Post Oil Strategy in Japan


Yasukuni Okubo(1), Hitoshi Mikada(2), Shinichirou Morimoto(1) and Yoshinori Ishii(3)
(1) National Institute of Advanced Industrial Science and Technology, Tsukuba 305-8567, Japan(2) Grad. Schoolof Eng., Kyoto University, Kyoto 606-8501, Japan(3) Professor Emeritus of University of Tokyo

In Japan, the fraction of oil to be consumed in the whole energy supply is 50 percent. The dependency of imported oil on the Middle East is estimated about 90 percent (Figure). We, in Japan, have been aware of a peak-oil approaching rapidly and risking stable oil supply to the country. In this context, the Japanese government started advocating a special strategic motion towards this inevitable issue. Last year, the Prime Minister Koizumi mentioned “post oil strategy” through the web site of the Cabinet Office, for demonstrating implications of the energy issue.

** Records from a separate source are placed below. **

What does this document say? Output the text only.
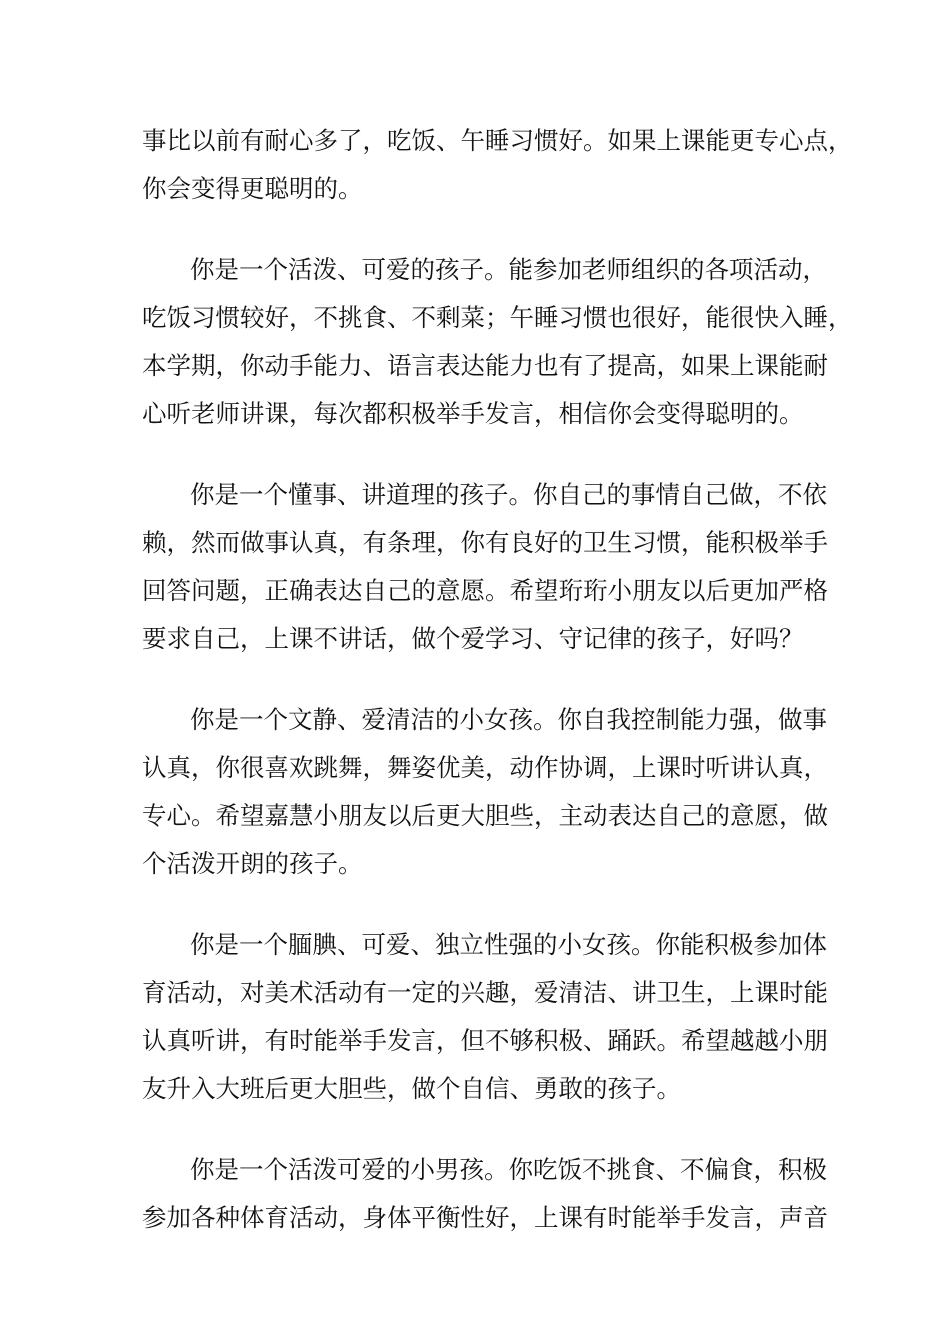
事比以前有耐心多了，吃饭、午睡习惯好。如果上课能更专心点，
你会变得更聪明的。
你是一个活泼、可爱的孩子。能参加老师组织的各项活动，
吃饭习惯较好，不挑食、不剩菜；午睡习惯也很好，能很快入睡，
本学期，你动手能力、语言表达能力也有了提高，如果上课能耐
心听老师讲课，每次都积极举手发言，相信你会变得聪明的。
你是一个懂事、讲道理的孩子。你自己的事情自己做，不依
赖，然而做事认真，有条理，你有良好的卫生习惯，能积极举手
回答问题，正确表达自己的意愿。希望珩珩小朋友以后更加严格
要求自己，上课不讲话，做个爱学习、守记律的孩子，好吗？
你是一个文静、爱清洁的小女孩。你自我控制能力强，做事
认真，你很喜欢跳舞，舞姿优美，动作协调，上课时听讲认真，
专心。希望嘉慧小朋友以后更大胆些，主动表达自己的意愿，做
个活泼开朗的孩子。
你是一个腼腆、可爱、独立性强的小女孩。你能积极参加体
育活动，对美术活动有一定的兴趣，爱清洁、讲卫生，上课时能
认真听讲，有时能举手发言，但不够积极、踊跃。希望越越小朋
友升入大班后更大胆些，做个自信、勇敢的孩子。
你是一个活泼可爱的小男孩。你吃饭不挑食、不偏食，积极
参加各种体育活动，身体平衡性好，上课有时能举手发言，声音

The points of the post oil strategy are: (1) National risk management; (2) Comprehensive research and development for alternative energy; (3) Innovation of agriculture; (4) Decentralization for revitalization of local regions; (5) Innovation in transportation.
In April 2006, a light rail train (LRT) system was introduced in Toyama, a prefectural capital whose population is about 0.3 million, as an example of local revitalization and innovation in transportation after decades of run-downs of electric tramways. The light railway, which operates along a set of pathway on steel rails, was very common in the local cities in Japan as Toyama city. Despite their high-energy efficiency, many light railways have been discontinued and have been replaced by car transportation, mainly due to decreasing number of passengers and to increasing number of automobiles causing traffic jams. This attempt in Toyama, has surely stimulated the activity of local habitant, and shown their clear-sighted view to future energy supply.

Energy supply and demand forms a large energy flow in the world. In the circumstances near the peak oil, the flow of energy should be re-organized. To stabilize the flow, Japan might require a new energy network. It is unavoidable to have a network to exchange not only nonrenewable energy resources but also evolvable resources such as information, technology and human resources for energy conservation or efficiency.
“Mottainai” is the thoughtful Japanese expression to ask people to make use of what they have as a gift from the nature without any waste. The word closest to Mottainai in English is "What a waste!", "Do not waste!" or the situation a thing is being wasted or being used without good care and consideration. We know that the many Asian people have more or less the same mentality for commodity, foods, energy, etc. The Asian network would be the most preferable idea for saving natural resources.

Figure. OPEC and Middle East dependencies and oil stock piles in Japan.